Some administration officials fear that ending U.S. assistance programs a year after Mubarak’s ouster would send the wrong signals about Washington’s support for Arab democracy.
“I am always reluctant to come to the stark conclusion about cutting aid,” Dempsey told a congressional panel Thursday. “Cutting off aid and therefore cutting ourselves off from them means that the next generation won’t have that benefit, and I don’t know where that takes us, to tell you the truth.”
But there is “a middle way” that allows Washington to use a key “pressure point” within the aid package “that preserves influence in Cairo while still showing the will to act when red lines are crossed,” according to Gabriel Kohan, a former Israel Government Fellow and Mark Doing, a former Dean’s Fellow at Herzliya’s Program for the Diplomatic Corps.

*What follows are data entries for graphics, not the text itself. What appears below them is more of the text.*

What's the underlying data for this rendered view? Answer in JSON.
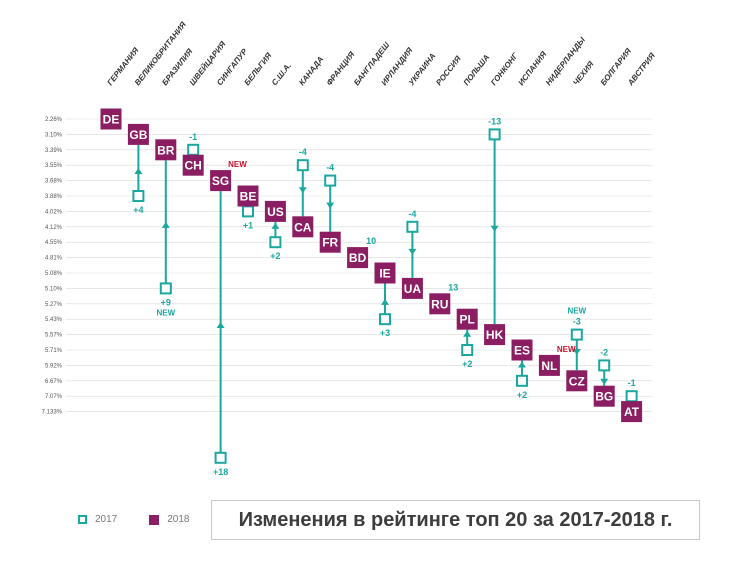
{
  "chart_data": {
    "type": "slope-ranking",
    "title": "Изменения в рейтинге топ 20 за 2017-2018 г.",
    "legend": [
      {
        "label": "2017",
        "style": "outline",
        "color": "#1aa7a0"
      },
      {
        "label": "2018",
        "style": "filled",
        "color": "#8b1d63"
      }
    ],
    "y_ticks": [
      "2.26%",
      "3.10%",
      "3.39%",
      "3.55%",
      "3.68%",
      "3.88%",
      "4.02%",
      "4.12%",
      "4.55%",
      "4.81%",
      "5.08%",
      "5.10%",
      "5.27%",
      "5.43%",
      "5.57%",
      "5.71%",
      "5.92%",
      "6.67%",
      "7.07%",
      "7.133%"
    ],
    "countries": [
      {
        "name": "ГЕРМАНИЯ",
        "code": "DE",
        "rank2018": 1,
        "rank2017": null,
        "change": ""
      },
      {
        "name": "ВЕЛИКОБРИТАНИЯ",
        "code": "GB",
        "rank2018": 2,
        "rank2017": 6,
        "change": "+4"
      },
      {
        "name": "БРАЗИЛИЯ",
        "code": "BR",
        "rank2018": 3,
        "rank2017": 12,
        "change": "+9"
      },
      {
        "name": "ШВЕЙЦАРИЯ",
        "code": "CH",
        "rank2018": 4,
        "rank2017": 3,
        "change": "-1"
      },
      {
        "name": "СИНГАПУР",
        "code": "SG",
        "rank2018": 5,
        "rank2017": 23,
        "change": "+18"
      },
      {
        "name": "БЕЛЬГИЯ",
        "code": "BE",
        "rank2018": 6,
        "rank2017": 7,
        "change": "+1"
      },
      {
        "name": "С.Ш.А.",
        "code": "US",
        "rank2018": 7,
        "rank2017": 9,
        "change": "+2"
      },
      {
        "name": "КАНАДА",
        "code": "CA",
        "rank2018": 8,
        "rank2017": 4,
        "change": "-4"
      },
      {
        "name": "ФРАНЦИЯ",
        "code": "FR",
        "rank2018": 9,
        "rank2017": 5,
        "change": "-4"
      },
      {
        "name": "БАНГЛАДЕШ",
        "code": "BD",
        "rank2018": 10,
        "rank2017": null,
        "change": "10"
      },
      {
        "name": "ИРЛАНДИЯ",
        "code": "IE",
        "rank2018": 11,
        "rank2017": 14,
        "change": "+3"
      },
      {
        "name": "УКРАИНА",
        "code": "UA",
        "rank2018": 12,
        "rank2017": 8,
        "change": "-4"
      },
      {
        "name": "РОССИЯ",
        "code": "RU",
        "rank2018": 13,
        "rank2017": null,
        "change": "13"
      },
      {
        "name": "ПОЛЬША",
        "code": "PL",
        "rank2018": 14,
        "rank2017": 16,
        "change": "+2"
      },
      {
        "name": "ГОНКОНГ",
        "code": "HK",
        "rank2018": 15,
        "rank2017": 2,
        "change": "-13"
      },
      {
        "name": "ИСПАНИЯ",
        "code": "ES",
        "rank2018": 16,
        "rank2017": 18,
        "change": "+2"
      },
      {
        "name": "НИДЕРЛАНДЫ",
        "code": "NL",
        "rank2018": 17,
        "rank2017": null,
        "change": ""
      },
      {
        "name": "ЧЕХИЯ",
        "code": "CZ",
        "rank2018": 18,
        "rank2017": 15,
        "change": "-3"
      },
      {
        "name": "БОЛГАРИЯ",
        "code": "BG",
        "rank2018": 19,
        "rank2017": 17,
        "change": "-2"
      },
      {
        "name": "АВСТРИЯ",
        "code": "AT",
        "rank2018": 20,
        "rank2017": 19,
        "change": "-1"
      }
    ],
    "new_tags": [
      {
        "code": "SG",
        "text": "NEW",
        "color": "#c8102e",
        "placement": "above-2018"
      },
      {
        "code": "NL",
        "text": "NEW",
        "color": "#c8102e",
        "placement": "above-2018"
      },
      {
        "code": "BR",
        "text": "NEW",
        "color": "#1aa7a0",
        "placement": "below-change"
      },
      {
        "code": "CZ",
        "text": "NEW",
        "color": "#1aa7a0",
        "placement": "above-change"
      }
    ],
    "colors": {
      "box2017": "#1aa7a0",
      "box2018": "#8b1d63",
      "line": "#1aa7a0",
      "new": "#c8102e",
      "grid": "#d9d9d9"
    }
  }
}
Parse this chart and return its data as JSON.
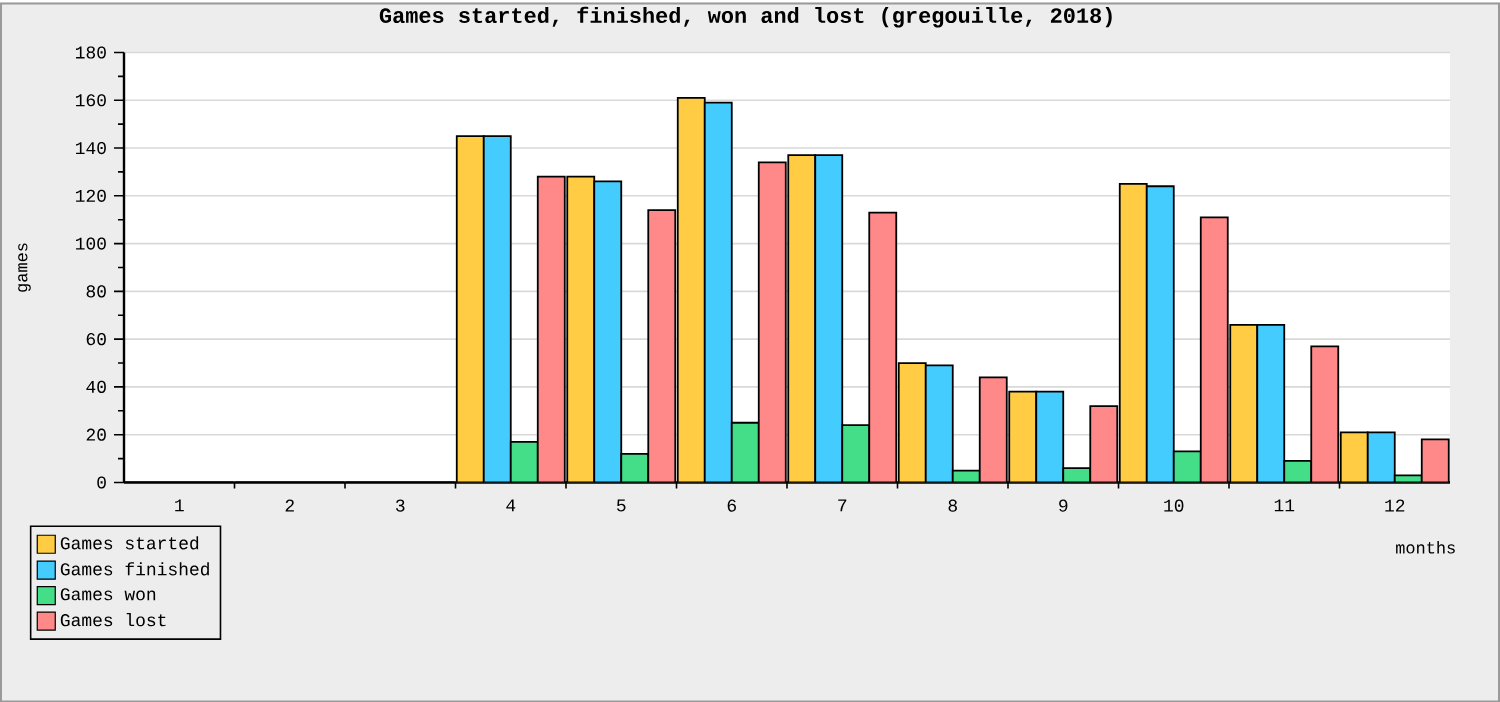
{
  "chart_data": {
    "type": "bar",
    "title": "Games started, finished, won and lost (gregouille, 2018)",
    "xlabel": "months",
    "ylabel": "games",
    "categories": [
      "1",
      "2",
      "3",
      "4",
      "5",
      "6",
      "7",
      "8",
      "9",
      "10",
      "11",
      "12"
    ],
    "series": [
      {
        "name": "Games started",
        "color": "#ffcc44",
        "values": [
          0,
          0,
          0,
          145,
          128,
          161,
          137,
          50,
          38,
          125,
          66,
          21
        ]
      },
      {
        "name": "Games finished",
        "color": "#44ccff",
        "values": [
          0,
          0,
          0,
          145,
          126,
          159,
          137,
          49,
          38,
          124,
          66,
          21
        ]
      },
      {
        "name": "Games won",
        "color": "#44dd88",
        "values": [
          0,
          0,
          0,
          17,
          12,
          25,
          24,
          5,
          6,
          13,
          9,
          3
        ]
      },
      {
        "name": "Games lost",
        "color": "#ff8888",
        "values": [
          0,
          0,
          0,
          128,
          114,
          134,
          113,
          44,
          32,
          111,
          57,
          18
        ]
      }
    ],
    "ylim": [
      0,
      180
    ],
    "yticks": [
      0,
      20,
      40,
      60,
      80,
      100,
      120,
      140,
      160,
      180
    ],
    "grid": "y",
    "legend": "bottom left"
  }
}
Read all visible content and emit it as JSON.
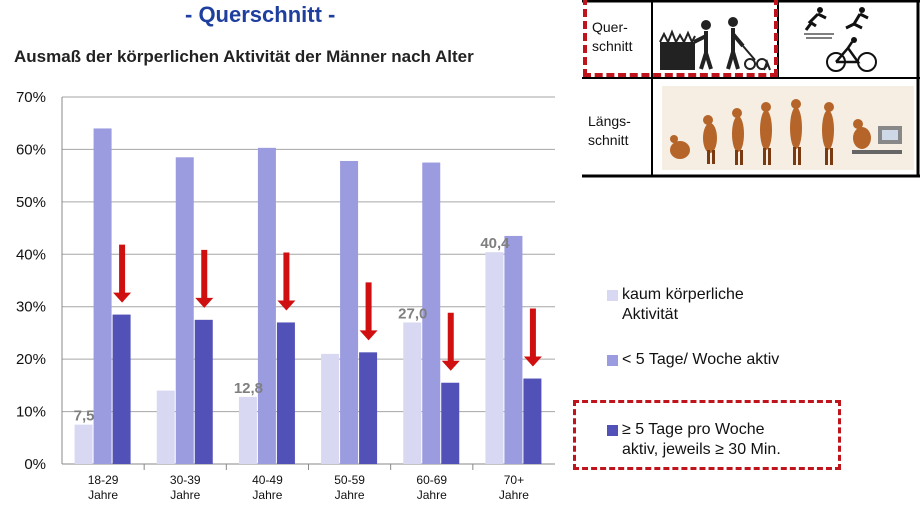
{
  "slide_header": "- Querschnitt -",
  "panel": {
    "quer_label_1": "Quer-",
    "quer_label_2": "schnitt",
    "laengs_label_1": "Längs-",
    "laengs_label_2": "schnitt"
  },
  "colors": {
    "series1": "#d8d8f2",
    "series2": "#9b9be0",
    "series3": "#5151b8",
    "arrow": "#d01010",
    "dash": "#c0141c",
    "header": "#1f3f9f"
  },
  "chart_data": {
    "type": "bar",
    "title": "Ausmaß der körperlichen Aktivität der Männer nach Alter",
    "categories": [
      [
        "18-29",
        "Jahre"
      ],
      [
        "30-39",
        "Jahre"
      ],
      [
        "40-49",
        "Jahre"
      ],
      [
        "50-59",
        "Jahre"
      ],
      [
        "60-69",
        "Jahre"
      ],
      [
        "70+",
        "Jahre"
      ]
    ],
    "ylim": [
      0,
      70
    ],
    "yticks": [
      "0%",
      "10%",
      "20%",
      "30%",
      "40%",
      "50%",
      "60%",
      "70%"
    ],
    "grid": true,
    "legend_position": "right",
    "series": [
      {
        "name": "kaum körperliche Aktivität",
        "values": [
          7.5,
          14.0,
          12.8,
          21.0,
          27.0,
          40.4
        ],
        "data_labels": [
          "7,5",
          "",
          "12,8",
          "",
          "27,0",
          "40,4"
        ]
      },
      {
        "name": "< 5 Tage/ Woche aktiv",
        "values": [
          64.0,
          58.5,
          60.3,
          57.8,
          57.5,
          43.5
        ]
      },
      {
        "name": "≥ 5 Tage pro Woche aktiv, jeweils ≥ 30 Min.",
        "values": [
          28.5,
          27.5,
          27.0,
          21.3,
          15.5,
          16.3
        ]
      }
    ]
  },
  "legend": {
    "item1_line1": "kaum körperliche",
    "item1_line2": "Aktivität",
    "item2": "< 5 Tage/ Woche aktiv",
    "item3_line1": "≥ 5 Tage pro Woche",
    "item3_line2": "aktiv, jeweils ≥ 30 Min."
  }
}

“Leverage is gained in order to be used,” they write. By cutting the U.S.-Egyptian co-production of M1 Abrams tanks – ”the program of paramount importance and prestige” to the SCAF – Washington would send key messages not only to Cairo but the wider region:
The overarching theme of these messages – that the United States will respond when other countries cross red lines – is of crucial importance not only to the United States’ interests in Egypt, but to its broader policy objectives across the Middle East, particularly as Iran swiftly approaches nuclear capability. No matter how events develop in Egypt, Iranian leadership will be watching with a keen eye to see if the United States is willing to carry out threats against foreign actions anathema to its interests. It is incumbent that the Administration send a message for all to see that when Egypt, or any country, crosses a red line, the United States is prepared to respond with precision and severity.